Steps

In December, I applied for a new position being filled at my Guard unit--the company Training NCO. On paper, this is sort of an assistant to the Readiness NCO, who is the main full time guy at the company level that keeps things running in between our one-weekend-a-month drills. In practice, I was given to understand, I would be a minion of the battalion S-3 NCOIC, and only peripherally deal with the company, but it was a foot into the door of the AGR (Active Guard/Reserve) system, meaning a full-time permanent job with the Guard with a regular active duty retirement possible--meaning I wouldn't have to think about finding a new job for oh, at least 15 years or so.

So yeah, a battalion staff puke job, but you know, somebody has to do them, and it might as well be somebody who a) cares deeply about helping out the soldiers of our unit, b) believes strongly in the mission, and c) hates and fears civilians and is probably better off in uniform indefinitely. I fit the bill.

So I applied, which meant a bunch of paperwork and then an interview before a board, which was a less than stellar experience.

I got the job. Sort of.

First, I was told I got the job. Then, there were all sorts of internal politicking things going on where Battalion tried to assert its ownership over my immortal soul by claiming that thereafter I would not only work full time at the battalion office, but would also drill there on weekends--in effect, making me one of those inferior class of people who aren't in B Company.

There was wailing. There was gnashing of teeth. There was the claim that "that had always been the plan," although it certainly hadn't been clear to me and to one of the actual board members. There were meetings and phone calls.

And then there were Changes From Above. Big Changes. The-order-of-the-universe-being-upset kind of changes. Suddenly, our current B Co readiness NCO is desperately needed in his old job back at Battalion. There are meetings and phone calls and e-mails. And on Tuesday, a week before I'm about to start my new job at battalion, I find out that actually my new job is at B Company, and rather than being the minion of the S-3, I am the new readiness NCO of B Co, and I have minions of my own.
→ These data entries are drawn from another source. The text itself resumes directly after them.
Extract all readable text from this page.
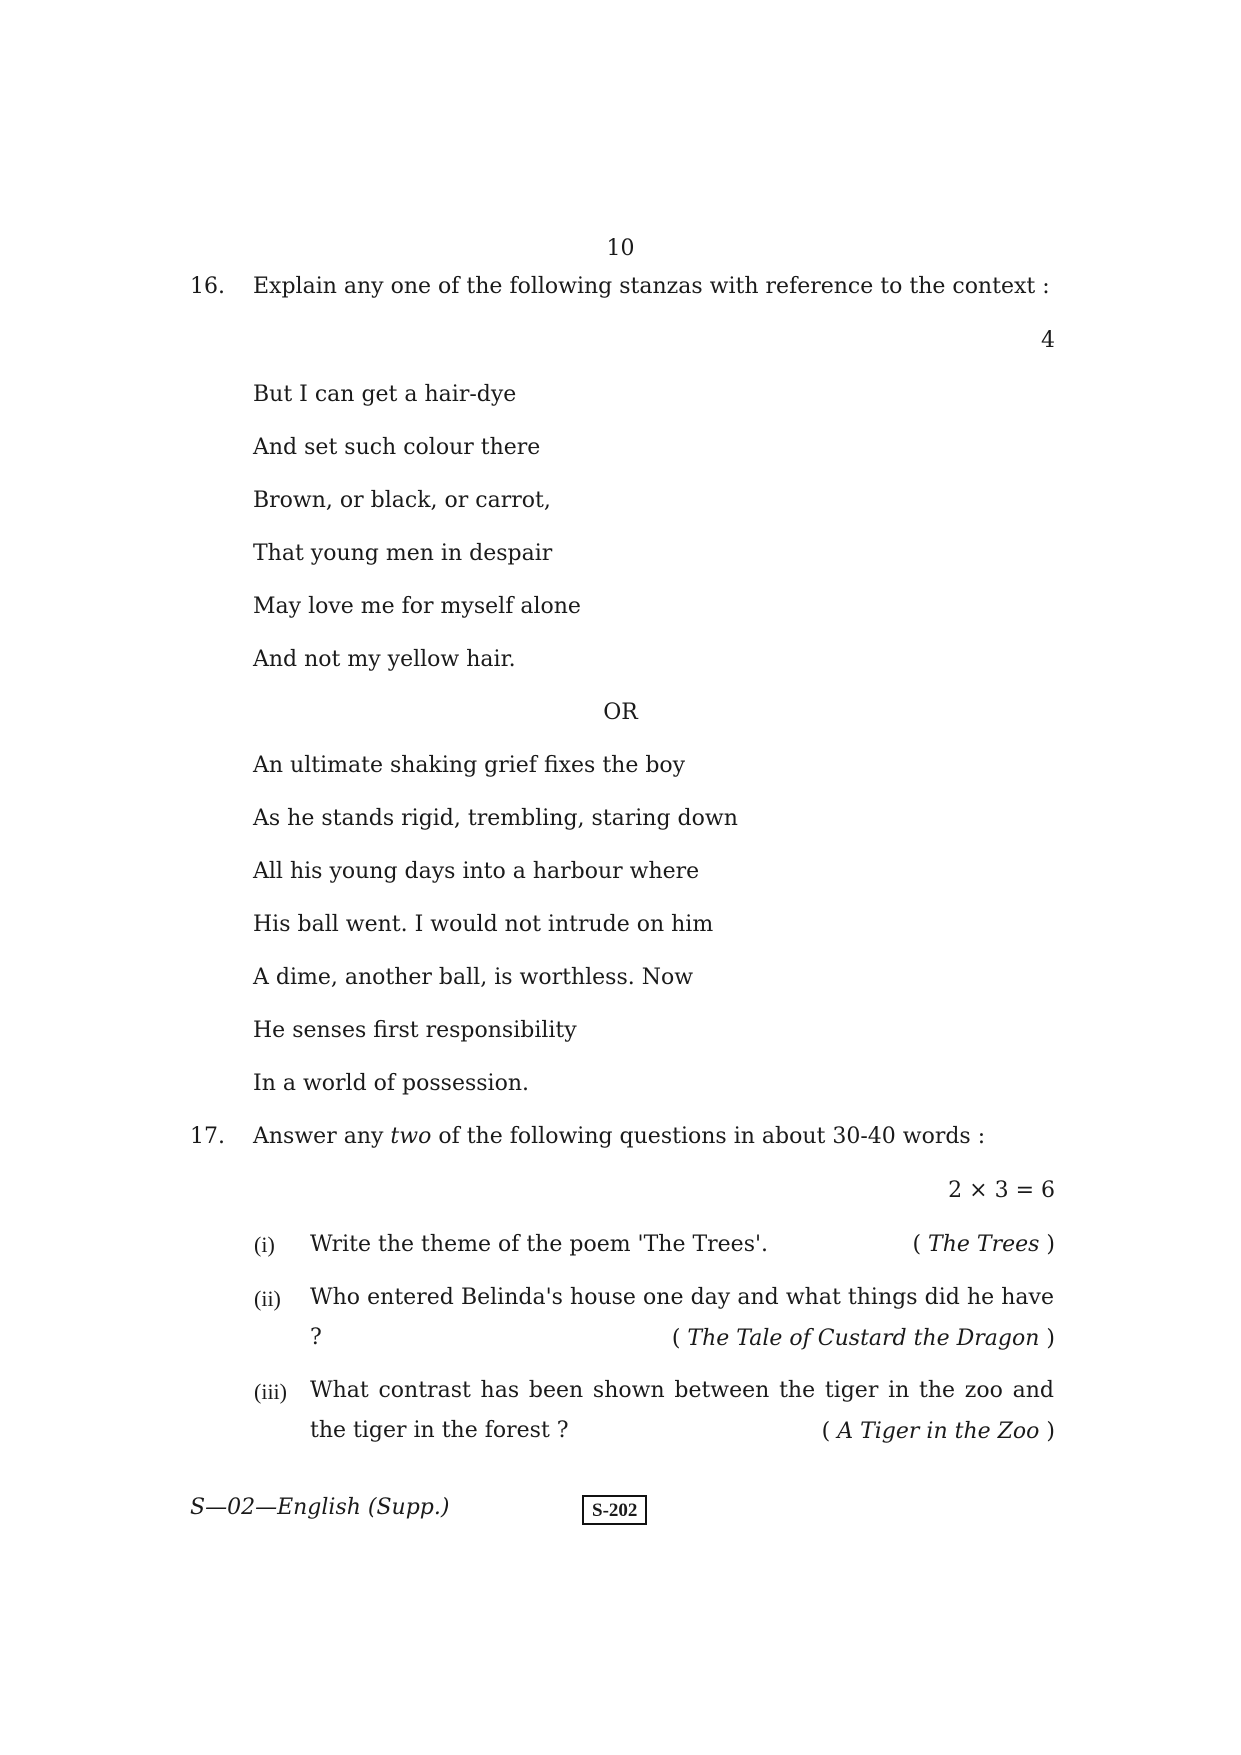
10
16. Explain any one of the following stanzas with reference to the context :
4
But I can get a hair-dye
And set such colour there
Brown, or black, or carrot,
That young men in despair
May love me for myself alone
And not my yellow hair.
OR
An ultimate shaking grief fixes the boy
As he stands rigid, trembling, staring down
All his young days into a harbour where
His ball went. I would not intrude on him
A dime, another ball, is worthless. Now
He senses first responsibility
In a world of possession.
17. Answer any two of the following questions in about 30-40 words :
2 × 3 = 6
(i) Write the theme of the poem 'The Trees'.	( The Trees )
(ii) Who entered Belinda's house one day and what things did he have ?	( The Tale of Custard the Dragon )
(iii) What contrast has been shown between the tiger in the zoo and the tiger in the forest ?	( A Tiger in the Zoo )
S—02—English (Supp.)	S-202
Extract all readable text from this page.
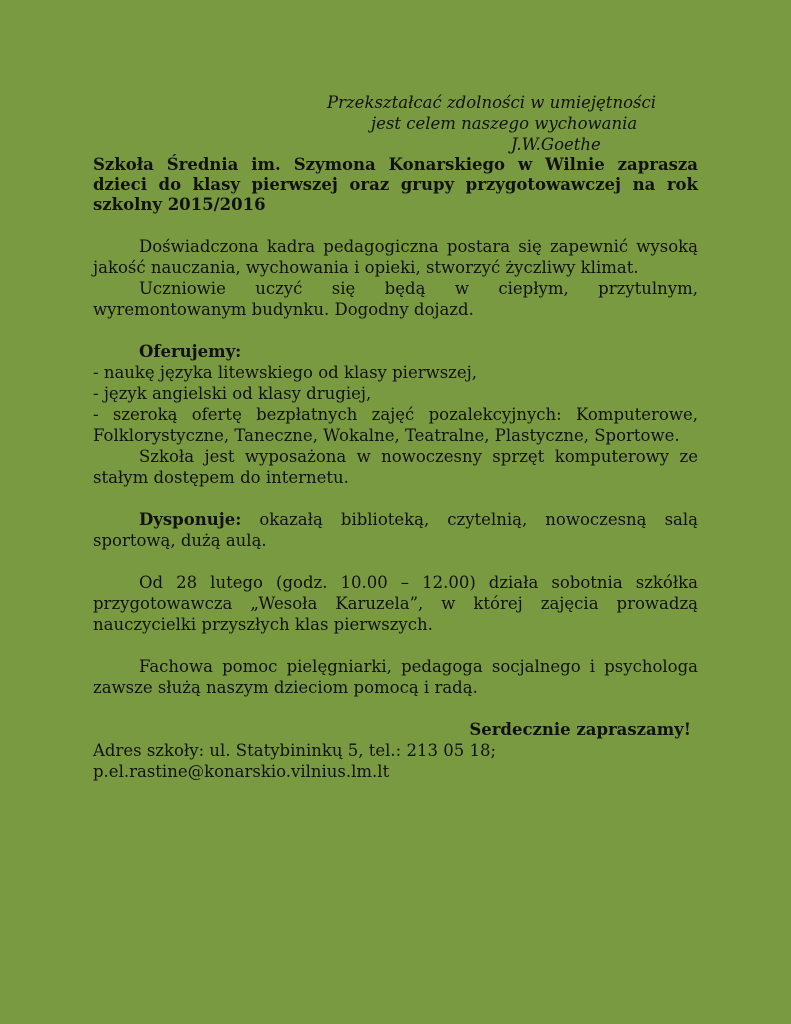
Przekształcać zdolności w umiejętności
jest celem naszego wychowania
J.W.Goethe

Szkoła Średnia im. Szymona Konarskiego w Wilnie zaprasza dzieci do klasy pierwszej oraz grupy przygotowawczej na rok szkolny 2015/2016

Doświadczona kadra pedagogiczna postara się zapewnić wysoką jakość nauczania, wychowania i opieki, stworzyć życzliwy klimat.

Uczniowie uczyć się będą w ciepłym, przytulnym, wyremontowanym budynku. Dogodny dojazd.

Oferujemy:

- naukę języka litewskiego od klasy pierwszej,

- język angielski od klasy drugiej,

- szeroką ofertę bezpłatnych zajęć pozalekcyjnych: Komputerowe, Folklorystyczne, Taneczne, Wokalne, Teatralne, Plastyczne, Sportowe.

Szkoła jest wyposażona w nowoczesny sprzęt komputerowy ze stałym dostępem do internetu.

Dysponuje: okazałą biblioteką, czytelnią, nowoczesną salą sportową, dużą aulą.

Od 28 lutego (godz. 10.00 – 12.00) działa sobotnia szkółka przygotowawcza „Wesoła Karuzela”, w której zajęcia prowadzą nauczycielki przyszłych klas pierwszych.

Fachowa pomoc pielęgniarki, pedagoga socjalnego i psychologa zawsze służą naszym dzieciom pomocą i radą.

Serdecznie zapraszamy!

Adres szkoły: ul. Statybininkų 5, tel.: 213 05 18;

p.el.rastine@konarskio.vilnius.lm.lt
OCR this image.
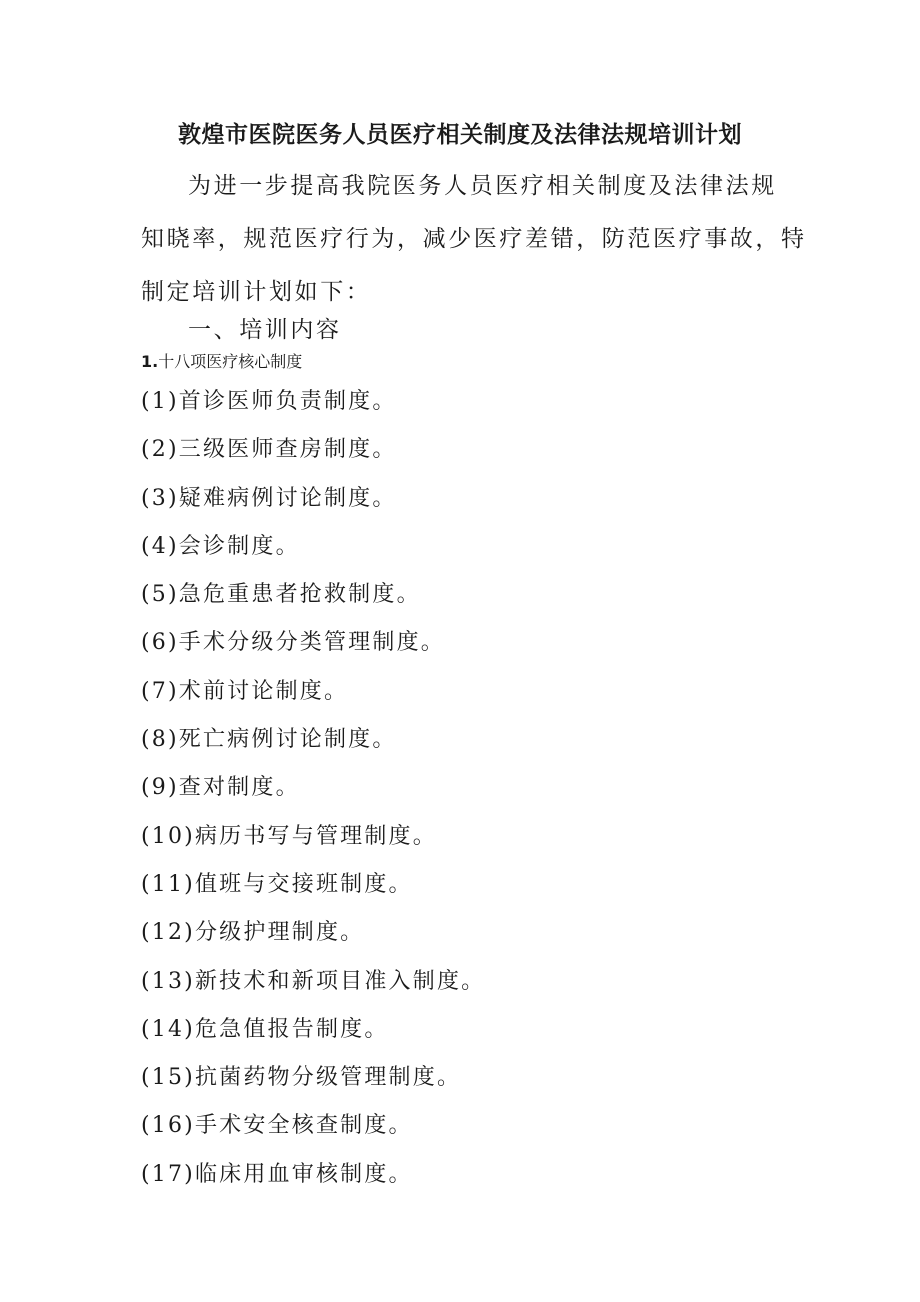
敦煌市医院医务人员医疗相关制度及法律法规培训计划
为进一步提高我院医务人员医疗相关制度及法律法规
知晓率，规范医疗行为，减少医疗差错，防范医疗事故，特
制定培训计划如下：
一、培训内容
1.十八项医疗核心制度
(1)首诊医师负责制度。
(2)三级医师查房制度。
(3)疑难病例讨论制度。
(4)会诊制度。
(5)急危重患者抢救制度。
(6)手术分级分类管理制度。
(7)术前讨论制度。
(8)死亡病例讨论制度。
(9)查对制度。
(10)病历书写与管理制度。
(11)值班与交接班制度。
(12)分级护理制度。
(13)新技术和新项目准入制度。
(14)危急值报告制度。
(15)抗菌药物分级管理制度。
(16)手术安全核查制度。
(17)临床用血审核制度。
This is one of those situations where everybody involved--except, notably, me--walks around patting each other on the back for the clever solution they came up with to the seemingly intractable problem. Meanwhile, I am looking at a massive job that has crushed mightier NCOs than me, and only the repeated assurances by authoritative parties that I'll muddle through just fine have kept me from hopping in a car and driving far, far away. It's not that I don't want this job, but this is a much greater learning curve and set of responsibilities than I applied for in December and interviewed for in January.

(I've never had minions. What happens if they ask me what to do? Can I shoot one to establish dominance? What do I do if they go feral?)

Last week was split between working to document and hand off my work to my luckless successor and trying to get signed up for accounts and systems and things that I will need in my new position. Fortunately for me, I'm not entirely set up for failure--the current readiness NCO is going to be helping me get established and learn what I need to accomplish, although probably for not as long as I might prefer.

It will be interesting. Just how interesting remains to be seen. I'll try to let you know tomorrow.

Sig

PS- Also, and probably of more interest and excitement in our household, Siglet is walking now. 6-7 steps at a time, but I think he only stops because we start getting excited and he doesn't want to tip his hand about just how mobile he is. He's cagey, that one.

Comments

Tuesday

Best wishes for your first day at the new job! And that Son of yours probably runs all over the place when no one is looking--he's planning a takeover and has the cat working for him.

Muddle Through!

Don't worry about supervising people. If you simply care about making sure they are doing well and doing their jobs well, you'll already be doing much better than 99% of the other military supervisors out there. Trust me.